Judge gives trash-haul killer life

A Manhattan judge yesterday had harsh words — and an even harsher sentence — for an epileptic, off-his-meds garbage truck driver who lost control of his 20-ton rig and killed a vacationing British couple last year.

Auvryn Scarlett, 54, was a “time bomb” and “an abomination” who committed a “profoundly irresponsible act,” Manhattan Supreme Court Justice Richard Carruthers said in handing down the maximum sentence allowed by state law: 20 years to life.

“You turned yourself into a time bomb ready to explode at any moment on the streets of New York,” Carruthers told Scarlett. “Which is exactly what happened.”

Scarlett was convicted last month of murdering Jackie Timmons and Andrew Hardie of Yeovil, England. Prosecutors brought the charge because he’d lied about his epilepsy for 10 years on licensing paperwork, and had gone off his seizure meds two weeks before the crash.

“You did so for the basest of reasons,” the judge said of Scarlett’s admitted excuse for not taking Dilantin: “It interfered with your enjoyment of liquor.”

Both in their 40s, and together raising their youngest children from prior marriages, Timmons and Hardie came to New York in February 2008 for a romantic get-away.

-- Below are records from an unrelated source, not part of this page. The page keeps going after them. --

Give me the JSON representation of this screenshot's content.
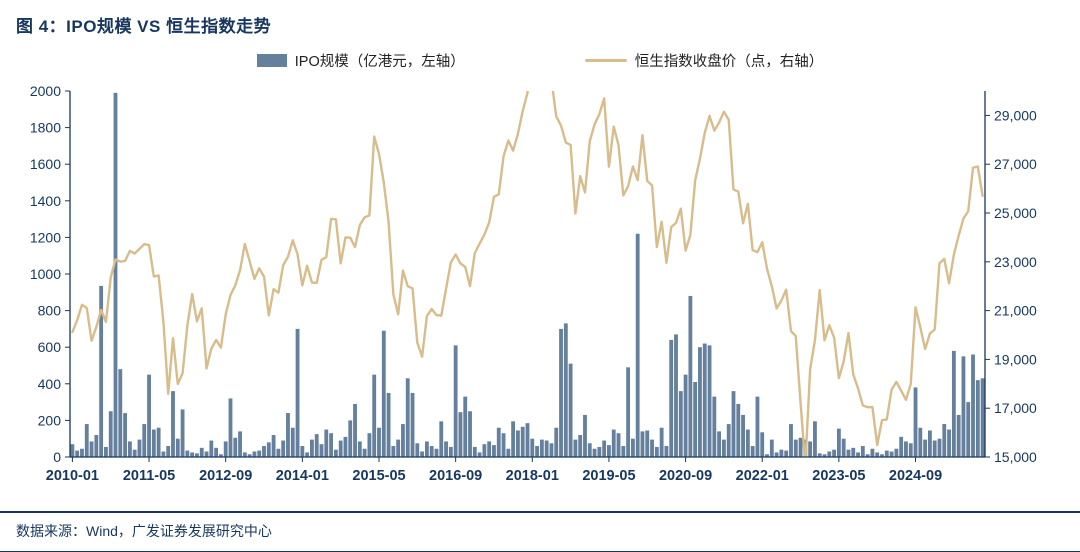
{
  "header": {
    "title": "图 4：IPO规模 VS 恒生指数走势"
  },
  "legend": [
    {
      "label": "IPO规模（亿港元，左轴）",
      "type": "bar",
      "color": "#64809c"
    },
    {
      "label": "恒生指数收盘价（点，右轴）",
      "type": "line",
      "color": "#d8bc8c"
    }
  ],
  "footer": {
    "source": "数据来源：Wind，广发证券发展研究中心"
  },
  "colors": {
    "navy_text": "#17375e",
    "bar": "#64809c",
    "line": "#d8bc8c"
  },
  "chart_data": {
    "type": "bar+line",
    "title": "图 4：IPO规模 VS 恒生指数走势",
    "start_month": "2010-01",
    "frequency": "monthly",
    "grid": "off",
    "legend_position": "top",
    "left_axis": {
      "label": "IPO规模（亿港元）",
      "min": 0,
      "max": 2000,
      "step": 200,
      "ticks": [
        0,
        200,
        400,
        600,
        800,
        1000,
        1200,
        1400,
        1600,
        1800,
        2000
      ]
    },
    "right_axis": {
      "label": "恒生指数收盘价（点）",
      "min": 15000,
      "max": 30000,
      "step": 2000,
      "tick_labels": [
        "15,000",
        "17,000",
        "19,000",
        "21,000",
        "23,000",
        "25,000",
        "27,000",
        "29,000"
      ]
    },
    "x_ticks": [
      {
        "index": 0,
        "label": "2010-01"
      },
      {
        "index": 16,
        "label": "2011-05"
      },
      {
        "index": 32,
        "label": "2012-09"
      },
      {
        "index": 48,
        "label": "2014-01"
      },
      {
        "index": 64,
        "label": "2015-05"
      },
      {
        "index": 80,
        "label": "2016-09"
      },
      {
        "index": 96,
        "label": "2018-01"
      },
      {
        "index": 112,
        "label": "2019-05"
      },
      {
        "index": 128,
        "label": "2020-09"
      },
      {
        "index": 144,
        "label": "2022-01"
      },
      {
        "index": 160,
        "label": "2023-05"
      },
      {
        "index": 176,
        "label": "2024-09"
      }
    ],
    "series": [
      {
        "name": "IPO规模（亿港元，左轴）",
        "type": "bar",
        "axis": "left",
        "color": "#64809c",
        "values": [
          70,
          35,
          45,
          180,
          85,
          120,
          935,
          55,
          250,
          1990,
          480,
          240,
          85,
          40,
          95,
          180,
          450,
          150,
          160,
          30,
          60,
          360,
          100,
          260,
          35,
          25,
          20,
          50,
          30,
          90,
          50,
          15,
          85,
          320,
          105,
          140,
          25,
          15,
          30,
          35,
          60,
          80,
          120,
          45,
          90,
          240,
          160,
          700,
          60,
          25,
          95,
          125,
          70,
          150,
          130,
          40,
          90,
          110,
          200,
          290,
          85,
          45,
          130,
          450,
          160,
          690,
          350,
          60,
          95,
          180,
          430,
          350,
          75,
          30,
          85,
          60,
          45,
          195,
          85,
          55,
          610,
          245,
          330,
          250,
          55,
          25,
          70,
          85,
          65,
          160,
          130,
          45,
          195,
          145,
          165,
          185,
          100,
          60,
          95,
          90,
          75,
          160,
          700,
          730,
          510,
          95,
          120,
          230,
          75,
          45,
          55,
          90,
          65,
          150,
          130,
          60,
          490,
          100,
          1220,
          140,
          145,
          95,
          55,
          160,
          60,
          640,
          670,
          360,
          450,
          880,
          410,
          600,
          620,
          610,
          330,
          140,
          95,
          180,
          360,
          290,
          230,
          150,
          60,
          330,
          135,
          15,
          95,
          25,
          40,
          35,
          180,
          95,
          105,
          95,
          85,
          195,
          20,
          15,
          30,
          40,
          155,
          100,
          40,
          50,
          25,
          60,
          15,
          45,
          25,
          15,
          35,
          30,
          45,
          110,
          85,
          75,
          380,
          160,
          95,
          145,
          90,
          100,
          180,
          150,
          580,
          230,
          550,
          300,
          560,
          420,
          430
        ]
      },
      {
        "name": "恒生指数收盘价（点，右轴）",
        "type": "line",
        "axis": "right",
        "color": "#d8bc8c",
        "values": [
          20122,
          20609,
          21239,
          21109,
          19765,
          20329,
          21030,
          20537,
          22358,
          23096,
          23007,
          23035,
          23447,
          23338,
          23528,
          23721,
          23684,
          22398,
          22440,
          20535,
          17592,
          19865,
          17989,
          18434,
          20390,
          21680,
          20556,
          21094,
          18629,
          19441,
          19796,
          19483,
          20840,
          21641,
          22030,
          22657,
          23729,
          23020,
          22300,
          22737,
          22392,
          20803,
          21884,
          21731,
          22860,
          23206,
          23881,
          23306,
          22035,
          22837,
          22151,
          22134,
          23082,
          23191,
          24757,
          24742,
          22933,
          23998,
          23987,
          23605,
          24507,
          24823,
          24901,
          28133,
          27424,
          26250,
          24636,
          21671,
          20846,
          22640,
          21996,
          21914,
          19683,
          19112,
          20777,
          21067,
          20815,
          20794,
          21891,
          22977,
          23297,
          22935,
          22790,
          22001,
          23361,
          23741,
          24112,
          24615,
          25661,
          25765,
          27324,
          27970,
          27554,
          28246,
          29177,
          29919,
          32887,
          30845,
          30093,
          30808,
          30469,
          28955,
          28583,
          27889,
          27789,
          24980,
          26507,
          25846,
          27942,
          28633,
          29051,
          29699,
          26901,
          28543,
          27778,
          25725,
          26092,
          26907,
          26346,
          28190,
          26313,
          26130,
          23603,
          24644,
          22961,
          24427,
          24595,
          25177,
          23459,
          24107,
          26341,
          27231,
          28284,
          28980,
          28378,
          28706,
          29152,
          28828,
          25961,
          25879,
          24576,
          25377,
          23476,
          23398,
          23802,
          22713,
          21997,
          21089,
          21415,
          21860,
          20157,
          19954,
          17223,
          14687,
          18597,
          19781,
          21842,
          19786,
          20400,
          19895,
          18234,
          18916,
          20079,
          18382,
          17810,
          17112,
          17043,
          17047,
          15485,
          16511,
          16541,
          17763,
          18080,
          17719,
          17345,
          17989,
          21134,
          20317,
          19424,
          20060,
          20225,
          22941,
          23120,
          22119,
          23290,
          24072,
          24773,
          25078,
          26855,
          26906,
          25700
        ]
      }
    ]
  }
}
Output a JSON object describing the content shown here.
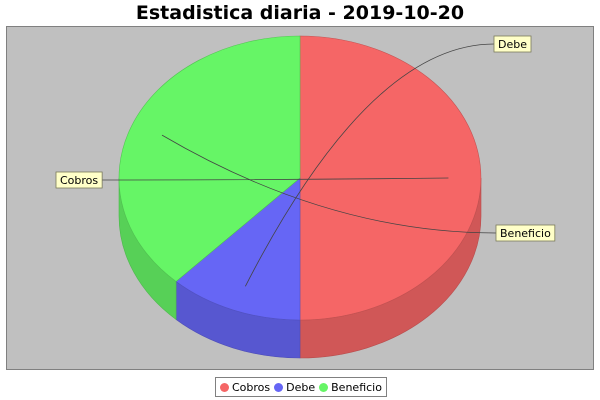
{
  "chart_data": {
    "type": "pie",
    "title": "Estadistica diaria - 2019-10-20",
    "categories": [
      "Cobros",
      "Debe",
      "Beneficio"
    ],
    "values": [
      50,
      12,
      38
    ],
    "colors": [
      "#f56666",
      "#6666f5",
      "#66f566"
    ],
    "legend_position": "bottom",
    "style": "3d"
  },
  "legend": {
    "items": [
      {
        "label": "Cobros",
        "color": "#f56666"
      },
      {
        "label": "Debe",
        "color": "#6666f5"
      },
      {
        "label": "Beneficio",
        "color": "#66f566"
      }
    ]
  }
}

They were less than 100 feet from their hotel the day before Valentine’s Day when Scarlett’s truck — twice the size of a city sanitation vehicle — jumped a curb on West 35th Street.

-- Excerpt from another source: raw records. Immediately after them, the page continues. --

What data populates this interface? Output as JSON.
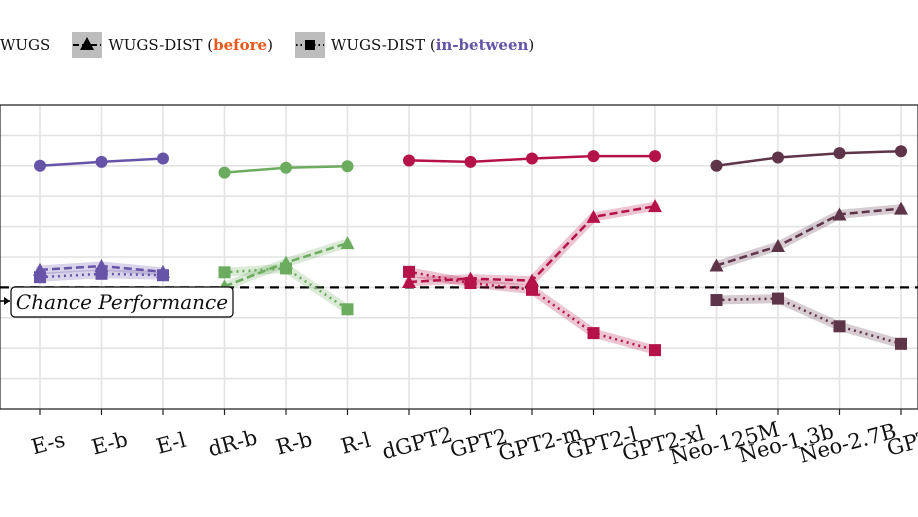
{
  "legend": {
    "wugs": "WUGS",
    "dist_before_prefix": "WUGS-DIST (",
    "dist_before_word": "before",
    "dist_before_suffix": ")",
    "dist_between_prefix": "WUGS-DIST (",
    "dist_between_word": "in-between",
    "dist_between_suffix": ")",
    "colors": {
      "before_word": "#e8581b",
      "between_word": "#6654a8"
    }
  },
  "chart_data": {
    "type": "line",
    "title": "",
    "xlabel": "",
    "ylabel": "",
    "ylim": [
      0.375,
      1.0
    ],
    "grid": true,
    "legend_position": "top",
    "chance_level": 0.625,
    "annotation": "Chance Performance",
    "categories": [
      "E-s",
      "E-b",
      "E-l",
      "dR-b",
      "R-b",
      "R-l",
      "dGPT2",
      "GPT2",
      "GPT2-m",
      "GPT2-l",
      "GPT2-xl",
      "Neo-125M",
      "Neo-1.3b",
      "Neo-2.7B",
      "GPT"
    ],
    "groups": [
      {
        "color": "#6654a8",
        "categories": [
          "E-s",
          "E-b",
          "E-l"
        ],
        "series": [
          {
            "name": "WUGS",
            "values": [
              0.875,
              0.883,
              0.89
            ]
          },
          {
            "name": "WUGS-DIST (before)",
            "values": [
              0.661,
              0.669,
              0.657
            ]
          },
          {
            "name": "WUGS-DIST (in-between)",
            "values": [
              0.646,
              0.653,
              0.65
            ]
          }
        ]
      },
      {
        "color": "#6bac5e",
        "categories": [
          "dR-b",
          "R-b",
          "R-l"
        ],
        "series": [
          {
            "name": "WUGS",
            "values": [
              0.861,
              0.871,
              0.874
            ]
          },
          {
            "name": "WUGS-DIST (before)",
            "values": [
              0.627,
              0.676,
              0.716
            ]
          },
          {
            "name": "WUGS-DIST (in-between)",
            "values": [
              0.656,
              0.664,
              0.58
            ]
          }
        ]
      },
      {
        "color": "#b5124a",
        "categories": [
          "dGPT2",
          "GPT2",
          "GPT2-m",
          "GPT2-l",
          "GPT2-xl"
        ],
        "series": [
          {
            "name": "WUGS",
            "values": [
              0.886,
              0.883,
              0.89,
              0.895,
              0.895
            ]
          },
          {
            "name": "WUGS-DIST (before)",
            "values": [
              0.636,
              0.643,
              0.639,
              0.77,
              0.792
            ]
          },
          {
            "name": "WUGS-DIST (in-between)",
            "values": [
              0.657,
              0.634,
              0.62,
              0.531,
              0.496
            ]
          }
        ]
      },
      {
        "color": "#5e3448",
        "categories": [
          "Neo-125M",
          "Neo-1.3b",
          "Neo-2.7B",
          "GPT"
        ],
        "series": [
          {
            "name": "WUGS",
            "values": [
              0.875,
              0.892,
              0.901,
              0.905
            ]
          },
          {
            "name": "WUGS-DIST (before)",
            "values": [
              0.67,
              0.71,
              0.775,
              0.787
            ]
          },
          {
            "name": "WUGS-DIST (in-between)",
            "values": [
              0.599,
              0.602,
              0.545,
              0.509
            ]
          }
        ]
      }
    ]
  }
}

“It was a giant, huge beast hurtling down the street,” Carruthers said, referring to a surveillance video of the crash that had been played during the trial.

The truck snapped a lamppost “as if it were a mere twig,” Carruthers said.

“We see three people, walking abreast, and then they aren’t there,” the judge told the courtroom, in a tone of hushed incredulity. “They were gone. They simply were gone.”

The third pedestrian, a stranger to the couple named Abayomi Henderson, suffered two broken legs. Timmons was decapitated — unable to be mourned except in a closed coffin.

“In the blink of an eye, two lovers, walking hand in hand, were torn asunder,” the judge said. “One can’t help but be profoundly saddened and bewildered by this awful, awful case.”

Assistant District Attorney Christopher Ryan said Scarlett drove his truck for a New Jersey carting company since 1996 despite his epilepsy, barreling through Times Square, Herald Square and Columbus Circle five days a week.

“Every day he knew this could happen,” Ryan said. “He was taking everyone’s lives in his hands.”